Mais il reste une chose, la profession de foi, la lettre d’accompagnement du manuscrit avec la question en ligne de mire : « Pourquoi vous et pas un autre ? ». Ma main tremble et les gouttes de sueur perlent sur mon visage, cette lettre peut en un coup d’œil orienter votre manuscrit ou dans la pile ou dans la poubelle. Il faut faire preuve d’ingéniosité.

Mille milliards de mille sabords, bachibouzouk, mais comment innover avec mes milliards de prédécesseurs ? J’ai bien quelque chose qui fera l’affaire : « efficace et pas cher c’est mon manuscrit que tu préfères ». On laisse partir amèrement son gosse par la poste et on laisse le temps passer.
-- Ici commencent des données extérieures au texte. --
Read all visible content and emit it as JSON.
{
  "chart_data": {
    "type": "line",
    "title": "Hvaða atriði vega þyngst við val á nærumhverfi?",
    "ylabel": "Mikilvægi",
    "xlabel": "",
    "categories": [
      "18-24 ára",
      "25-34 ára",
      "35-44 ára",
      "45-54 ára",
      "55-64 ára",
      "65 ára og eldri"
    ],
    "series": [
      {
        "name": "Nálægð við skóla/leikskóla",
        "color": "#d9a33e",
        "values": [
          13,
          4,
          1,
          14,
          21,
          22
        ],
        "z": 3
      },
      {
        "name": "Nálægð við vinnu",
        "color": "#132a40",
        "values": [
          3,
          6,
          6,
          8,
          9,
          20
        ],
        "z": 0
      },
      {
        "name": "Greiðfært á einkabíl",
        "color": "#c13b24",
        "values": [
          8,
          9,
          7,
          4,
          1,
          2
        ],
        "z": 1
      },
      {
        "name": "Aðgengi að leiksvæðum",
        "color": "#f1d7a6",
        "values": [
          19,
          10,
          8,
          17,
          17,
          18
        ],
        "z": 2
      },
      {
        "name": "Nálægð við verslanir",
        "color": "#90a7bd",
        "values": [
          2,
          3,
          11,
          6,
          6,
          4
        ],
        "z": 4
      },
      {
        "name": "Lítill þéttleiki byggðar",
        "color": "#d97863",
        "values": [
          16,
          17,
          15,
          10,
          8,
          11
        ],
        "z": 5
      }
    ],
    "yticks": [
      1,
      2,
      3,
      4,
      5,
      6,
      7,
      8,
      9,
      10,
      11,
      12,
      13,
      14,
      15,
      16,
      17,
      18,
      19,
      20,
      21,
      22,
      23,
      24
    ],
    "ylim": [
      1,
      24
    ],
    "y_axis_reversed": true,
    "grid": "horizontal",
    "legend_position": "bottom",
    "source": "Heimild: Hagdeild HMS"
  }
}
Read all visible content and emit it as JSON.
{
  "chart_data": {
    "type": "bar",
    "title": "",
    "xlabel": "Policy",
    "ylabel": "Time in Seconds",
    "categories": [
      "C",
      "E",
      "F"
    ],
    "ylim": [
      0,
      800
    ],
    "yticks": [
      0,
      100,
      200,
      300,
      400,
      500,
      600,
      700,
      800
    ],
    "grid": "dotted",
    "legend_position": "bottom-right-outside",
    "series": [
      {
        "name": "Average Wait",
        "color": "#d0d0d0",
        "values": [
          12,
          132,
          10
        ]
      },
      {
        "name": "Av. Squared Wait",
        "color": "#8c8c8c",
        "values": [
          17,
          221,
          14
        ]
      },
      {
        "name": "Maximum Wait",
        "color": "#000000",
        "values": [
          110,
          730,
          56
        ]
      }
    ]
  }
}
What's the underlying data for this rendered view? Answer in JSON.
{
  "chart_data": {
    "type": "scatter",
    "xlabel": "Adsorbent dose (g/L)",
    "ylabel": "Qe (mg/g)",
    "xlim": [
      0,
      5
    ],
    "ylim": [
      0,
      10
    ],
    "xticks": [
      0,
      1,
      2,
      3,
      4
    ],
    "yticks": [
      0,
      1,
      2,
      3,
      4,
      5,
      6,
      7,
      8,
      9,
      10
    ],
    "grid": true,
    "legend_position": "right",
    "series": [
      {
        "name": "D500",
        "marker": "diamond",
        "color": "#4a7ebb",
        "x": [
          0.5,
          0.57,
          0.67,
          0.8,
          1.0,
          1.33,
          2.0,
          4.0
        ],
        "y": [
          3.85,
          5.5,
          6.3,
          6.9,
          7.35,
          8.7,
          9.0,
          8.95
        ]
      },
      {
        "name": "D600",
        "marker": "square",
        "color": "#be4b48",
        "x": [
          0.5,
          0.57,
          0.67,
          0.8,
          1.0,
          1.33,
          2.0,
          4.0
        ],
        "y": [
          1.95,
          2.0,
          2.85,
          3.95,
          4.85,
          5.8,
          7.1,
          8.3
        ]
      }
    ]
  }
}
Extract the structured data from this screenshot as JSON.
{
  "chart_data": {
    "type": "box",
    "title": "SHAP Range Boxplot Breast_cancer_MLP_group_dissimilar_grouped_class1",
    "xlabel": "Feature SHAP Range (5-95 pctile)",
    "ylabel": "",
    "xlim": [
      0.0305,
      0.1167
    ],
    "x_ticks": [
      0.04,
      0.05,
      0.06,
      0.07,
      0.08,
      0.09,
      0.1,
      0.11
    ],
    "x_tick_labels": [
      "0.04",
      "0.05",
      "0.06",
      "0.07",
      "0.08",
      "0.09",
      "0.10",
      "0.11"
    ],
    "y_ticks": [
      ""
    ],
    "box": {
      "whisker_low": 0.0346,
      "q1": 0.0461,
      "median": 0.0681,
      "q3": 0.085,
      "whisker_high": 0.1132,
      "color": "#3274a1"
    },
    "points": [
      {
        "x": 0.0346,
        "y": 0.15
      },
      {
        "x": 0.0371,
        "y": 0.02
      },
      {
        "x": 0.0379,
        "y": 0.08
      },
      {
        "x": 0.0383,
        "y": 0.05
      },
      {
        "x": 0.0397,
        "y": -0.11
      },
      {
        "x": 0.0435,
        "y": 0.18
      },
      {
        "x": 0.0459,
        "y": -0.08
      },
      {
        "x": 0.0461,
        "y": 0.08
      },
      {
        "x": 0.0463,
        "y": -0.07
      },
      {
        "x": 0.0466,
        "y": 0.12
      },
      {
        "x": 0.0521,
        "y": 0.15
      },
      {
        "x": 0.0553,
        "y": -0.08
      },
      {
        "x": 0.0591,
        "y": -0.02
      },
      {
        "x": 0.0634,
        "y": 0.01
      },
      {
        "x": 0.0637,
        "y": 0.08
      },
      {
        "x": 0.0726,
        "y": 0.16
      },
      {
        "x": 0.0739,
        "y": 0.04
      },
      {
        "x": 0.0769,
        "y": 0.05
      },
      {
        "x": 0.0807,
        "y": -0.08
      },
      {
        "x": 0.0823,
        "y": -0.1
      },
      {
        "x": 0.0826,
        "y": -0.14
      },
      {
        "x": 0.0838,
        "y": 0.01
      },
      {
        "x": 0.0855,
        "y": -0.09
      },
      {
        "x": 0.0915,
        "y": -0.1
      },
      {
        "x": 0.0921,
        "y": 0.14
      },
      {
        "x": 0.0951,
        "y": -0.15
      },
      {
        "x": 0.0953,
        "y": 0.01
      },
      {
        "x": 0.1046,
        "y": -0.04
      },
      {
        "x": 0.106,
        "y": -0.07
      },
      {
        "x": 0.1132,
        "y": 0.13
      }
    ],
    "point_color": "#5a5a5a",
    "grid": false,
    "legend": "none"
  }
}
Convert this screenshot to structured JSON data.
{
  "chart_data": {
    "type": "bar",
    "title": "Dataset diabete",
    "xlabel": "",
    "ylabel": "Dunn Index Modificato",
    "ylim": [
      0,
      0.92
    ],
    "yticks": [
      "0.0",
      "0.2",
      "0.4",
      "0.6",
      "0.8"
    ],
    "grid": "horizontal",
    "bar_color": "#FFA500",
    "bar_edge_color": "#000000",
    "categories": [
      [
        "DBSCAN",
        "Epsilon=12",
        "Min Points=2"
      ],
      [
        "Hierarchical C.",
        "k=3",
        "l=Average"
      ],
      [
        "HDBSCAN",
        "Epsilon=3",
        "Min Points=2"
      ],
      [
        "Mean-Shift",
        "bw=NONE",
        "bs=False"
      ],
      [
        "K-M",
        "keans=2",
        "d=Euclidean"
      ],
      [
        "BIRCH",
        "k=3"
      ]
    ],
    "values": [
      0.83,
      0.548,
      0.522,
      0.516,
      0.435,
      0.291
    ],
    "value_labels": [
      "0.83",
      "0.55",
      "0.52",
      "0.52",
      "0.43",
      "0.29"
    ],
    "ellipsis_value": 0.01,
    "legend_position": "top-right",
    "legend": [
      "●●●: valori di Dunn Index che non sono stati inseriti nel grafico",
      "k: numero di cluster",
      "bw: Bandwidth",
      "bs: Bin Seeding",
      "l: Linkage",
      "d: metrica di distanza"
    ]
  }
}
La tête dans la lune surtout en plein doute, on attend. Et oui 3 mois c’est long. La fameuse lettre arrive, je me demande si c’est un bouquet de fleurs ou un littéral coup de poignard. C’était ni l’un ni l’autre, c’était une lettre type, un véritable coup de tazer.

Est-ce qu’ils l’ont vraiment lu ? J’ai eu une seconde lettre de refus ce n’était plus un coup de poignard, ni un coup de tazer mais carrément une hallebarde. Je cite : « Votre écriture ne semble n’être faite que de clichés ». Après des mois, des années de dur labeur cette lettre m’avait brisé.

J’étais K.O debout. J’étais devenu infirme. La passion est plus forte que tout, après avoir pris le recul nécessaire j’ai retravaillé mon manuscrit lui donnant une seconde jeunesse. Se remettre en question est parfois dur mais nécessaire. L’aventure continue, à l’heure où je vous écris, j’attends les réponses des éditeurs concernant mon manuscrit dont la prose ne fait que grandir à chaque mauvais coup.